I left and went to university, travelled and now live in Scotland.

But I grew up on an estate in London where families were housed in the same streets by the council. The understanding was that this enabled people lower down the ladder to help themselves through mutual support.

But now social housing is knocked down and luxury flats built in its place. People are shipped out far from public transport and amenities, family and friends

turgiday · 03/05/2014 15:35

Yes it is the lack of social housing that is the real issue. I moved out of London 25 years ago as I knew I would never be able to afford to buy, but there was more social housing then for families.

ChocolateWombat · 03/05/2014 15:37

I would be interested to hear again from the OP.
Have they ever had savings? Are there things they can do to boost their income, such as one of them working evenings too? Are there ways they can reduce their expenditure? Have they looked at other places to live?

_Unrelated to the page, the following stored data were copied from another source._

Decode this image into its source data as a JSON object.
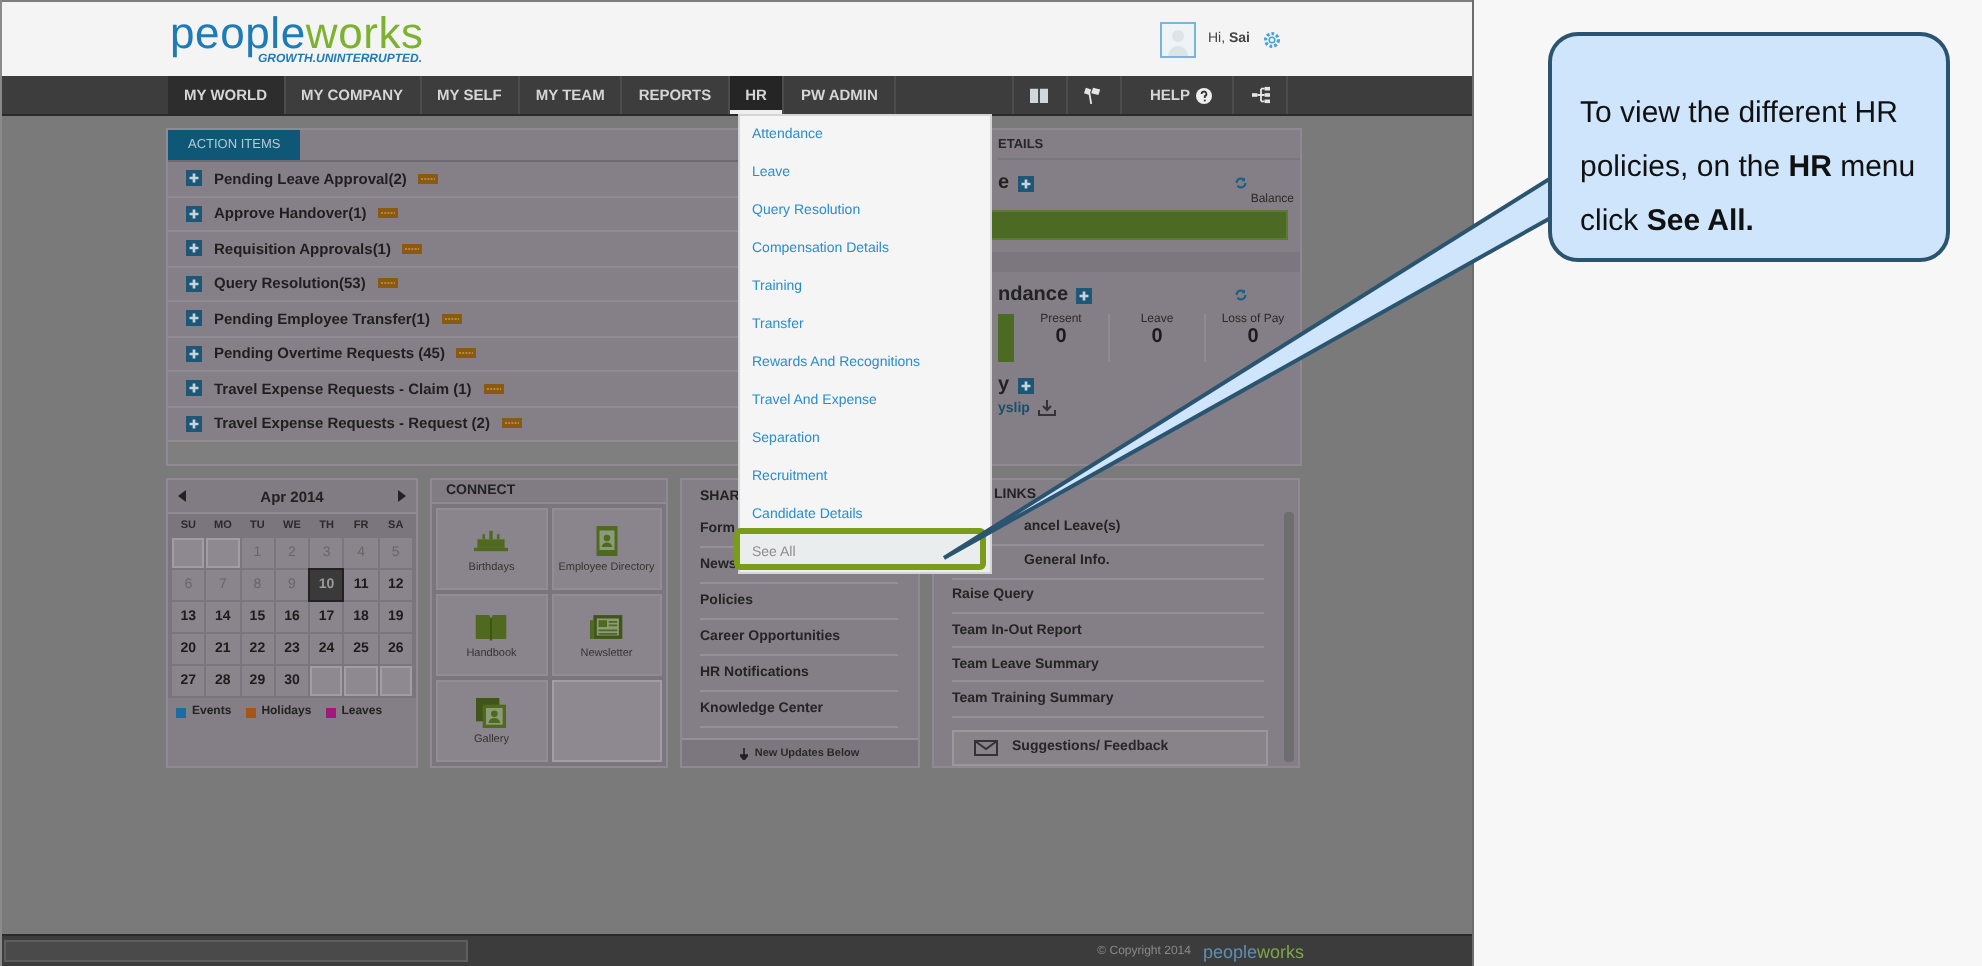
{
  "header": {
    "logo": "peopleworks",
    "tagline": "GROWTH.UNINTERRUPTED.",
    "greeting": "Hi,",
    "user": "Sai"
  },
  "nav": {
    "items": [
      {
        "label": "MY WORLD",
        "selected": false,
        "current": true
      },
      {
        "label": "MY COMPANY",
        "selected": false,
        "current": false
      },
      {
        "label": "MY SELF",
        "selected": false,
        "current": false
      },
      {
        "label": "MY TEAM",
        "selected": false,
        "current": false
      },
      {
        "label": "REPORTS",
        "selected": false,
        "current": false
      },
      {
        "label": "HR",
        "selected": true,
        "current": false
      },
      {
        "label": "PW ADMIN",
        "selected": false,
        "current": false
      }
    ],
    "help": "HELP"
  },
  "action_items": {
    "tab": "ACTION ITEMS",
    "items": [
      {
        "label": "Pending Leave Approval(2)",
        "new": true
      },
      {
        "label": "Approve Handover(1)",
        "new": true
      },
      {
        "label": "Requisition Approvals(1)",
        "new": true
      },
      {
        "label": "Query Resolution(53)",
        "new": true
      },
      {
        "label": "Pending Employee Transfer(1)",
        "new": true
      },
      {
        "label": "Pending Overtime Requests (45)",
        "new": true
      },
      {
        "label": "Travel Expense Requests - Claim (1)",
        "new": true
      },
      {
        "label": "Travel Expense Requests - Request (2)",
        "new": true
      }
    ]
  },
  "details": {
    "title": "ETAILS",
    "leave": {
      "title": "e",
      "balance_label": "Balance"
    },
    "attendance": {
      "title": "ndance",
      "stats": [
        {
          "label": "Present",
          "value": "0"
        },
        {
          "label": "Leave",
          "value": "0"
        },
        {
          "label": "Loss of Pay",
          "value": "0"
        }
      ]
    },
    "salary": {
      "title": "y",
      "link": "yslip"
    }
  },
  "calendar": {
    "month": "Apr 2014",
    "weekdays": [
      "SU",
      "MO",
      "TU",
      "WE",
      "TH",
      "FR",
      "SA"
    ],
    "days": [
      {
        "kind": "blank"
      },
      {
        "kind": "blank"
      },
      {
        "kind": "day",
        "label": "1",
        "muted": true,
        "selected": false
      },
      {
        "kind": "day",
        "label": "2",
        "muted": true,
        "selected": false
      },
      {
        "kind": "day",
        "label": "3",
        "muted": true,
        "selected": false
      },
      {
        "kind": "day",
        "label": "4",
        "muted": true,
        "selected": false
      },
      {
        "kind": "day",
        "label": "5",
        "muted": true,
        "selected": false
      },
      {
        "kind": "day",
        "label": "6",
        "muted": true,
        "selected": false
      },
      {
        "kind": "day",
        "label": "7",
        "muted": true,
        "selected": false
      },
      {
        "kind": "day",
        "label": "8",
        "muted": true,
        "selected": false
      },
      {
        "kind": "day",
        "label": "9",
        "muted": true,
        "selected": false
      },
      {
        "kind": "day",
        "label": "10",
        "muted": false,
        "selected": true
      },
      {
        "kind": "day",
        "label": "11",
        "muted": false,
        "selected": false
      },
      {
        "kind": "day",
        "label": "12",
        "muted": false,
        "selected": false
      },
      {
        "kind": "day",
        "label": "13",
        "muted": false,
        "selected": false
      },
      {
        "kind": "day",
        "label": "14",
        "muted": false,
        "selected": false
      },
      {
        "kind": "day",
        "label": "15",
        "muted": false,
        "selected": false
      },
      {
        "kind": "day",
        "label": "16",
        "muted": false,
        "selected": false
      },
      {
        "kind": "day",
        "label": "17",
        "muted": false,
        "selected": false
      },
      {
        "kind": "day",
        "label": "18",
        "muted": false,
        "selected": false
      },
      {
        "kind": "day",
        "label": "19",
        "muted": false,
        "selected": false
      },
      {
        "kind": "day",
        "label": "20",
        "muted": false,
        "selected": false
      },
      {
        "kind": "day",
        "label": "21",
        "muted": false,
        "selected": false
      },
      {
        "kind": "day",
        "label": "22",
        "muted": false,
        "selected": false
      },
      {
        "kind": "day",
        "label": "23",
        "muted": false,
        "selected": false
      },
      {
        "kind": "day",
        "label": "24",
        "muted": false,
        "selected": false
      },
      {
        "kind": "day",
        "label": "25",
        "muted": false,
        "selected": false
      },
      {
        "kind": "day",
        "label": "26",
        "muted": false,
        "selected": false
      },
      {
        "kind": "day",
        "label": "27",
        "muted": false,
        "selected": false
      },
      {
        "kind": "day",
        "label": "28",
        "muted": false,
        "selected": false
      },
      {
        "kind": "day",
        "label": "29",
        "muted": false,
        "selected": false
      },
      {
        "kind": "day",
        "label": "30",
        "muted": false,
        "selected": false
      },
      {
        "kind": "blank"
      },
      {
        "kind": "blank"
      },
      {
        "kind": "blank"
      }
    ],
    "legend": [
      {
        "label": "Events",
        "color": "#1f6aa0"
      },
      {
        "label": "Holidays",
        "color": "#a3561c"
      },
      {
        "label": "Leaves",
        "color": "#a0187a"
      }
    ]
  },
  "connect": {
    "title": "CONNECT",
    "tiles": [
      {
        "label": "Birthdays",
        "kind": "cake"
      },
      {
        "label": "Employee Directory",
        "kind": "directory"
      },
      {
        "label": "Handbook",
        "kind": "book"
      },
      {
        "label": "Newsletter",
        "kind": "newspaper"
      },
      {
        "label": "Gallery",
        "kind": "gallery"
      }
    ]
  },
  "share": {
    "title": "SHAR",
    "items": [
      "Form",
      "News",
      "Policies",
      "Career Opportunities",
      "HR Notifications",
      "Knowledge Center"
    ],
    "footer": "New Updates Below"
  },
  "quick_links": {
    "title": "LINKS",
    "items": [
      {
        "label": "ancel Leave(s)",
        "obscured": true
      },
      {
        "label": "General Info.",
        "obscured": true
      },
      {
        "label": "Raise Query",
        "obscured": false
      },
      {
        "label": "Team In-Out Report",
        "obscured": false
      },
      {
        "label": "Team Leave Summary",
        "obscured": false
      },
      {
        "label": "Team Training Summary",
        "obscured": false
      }
    ],
    "feedback": "Suggestions/ Feedback"
  },
  "footer": {
    "copyright": "© Copyright 2014",
    "logo": "peopleworks"
  },
  "hr_menu": {
    "items": [
      {
        "label": "Attendance",
        "selected": false
      },
      {
        "label": "Leave",
        "selected": false
      },
      {
        "label": "Query Resolution",
        "selected": false
      },
      {
        "label": "Compensation Details",
        "selected": false
      },
      {
        "label": "Training",
        "selected": false
      },
      {
        "label": "Transfer",
        "selected": false
      },
      {
        "label": "Rewards And Recognitions",
        "selected": false
      },
      {
        "label": "Travel And Expense",
        "selected": false
      },
      {
        "label": "Separation",
        "selected": false
      },
      {
        "label": "Recruitment",
        "selected": false
      },
      {
        "label": "Candidate Details",
        "selected": false
      },
      {
        "label": "See All",
        "selected": true
      }
    ]
  },
  "callout": {
    "text": "To view the different HR policies, on the  **HR** menu click **See All.**"
  }
}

I'd basically like to know what options have they explored and what have they been doing to get themselves into a better position. It is possible, but needs work. And £15k deposit is a great gift. If they live somewhere cheaper and save hard for a couple of years, they would have enough for a deposit ina. Cheaper area of the country. £15K might even be enough in some places depending on what they earn. But tbh, why does anyone think they are entitled to buy a house when they haven't amassed some savings? Surely the 2 things go together.

piscivorous · 03/05/2014 15:40

When I graduated from university DH and I would have loved to settle near Liverpool or Manchester but this was the Thatcher years, jobs in the North were scarce and we had to move to the South-East for work. Your situation is not a new one and sadly we can't always have everything we want exactly where we want it.

Years later DH's career had progressed and we were able to move back to the North-West. We have benefitted from the years of scrimping because of high mortgage and property prices down south so now have a nice family home up here. But guess what? DS graduated from uni and there are no jobs up here so he has now had to go to London. DD will soon have to decide her path. The days when families could all stay near each other have long gone.

While I have sympathy for you and can see your point, we felt exactly the same in our 20s and 30s (late 1980s, early 90s) as we struggled with property prices booming in the SE and far higher mortgages and interest rates than our parents ever had to face. Having survived all that we are hearing all the same concerns from the younger generation who seem to think they are the first ones to have these problems. Sometimes it is not easy but we survived and you will too

turgiday · 03/05/2014 15:44

Yes I am wondering too if the OP has any savings. People have always had to save to buy their 1st flat/house.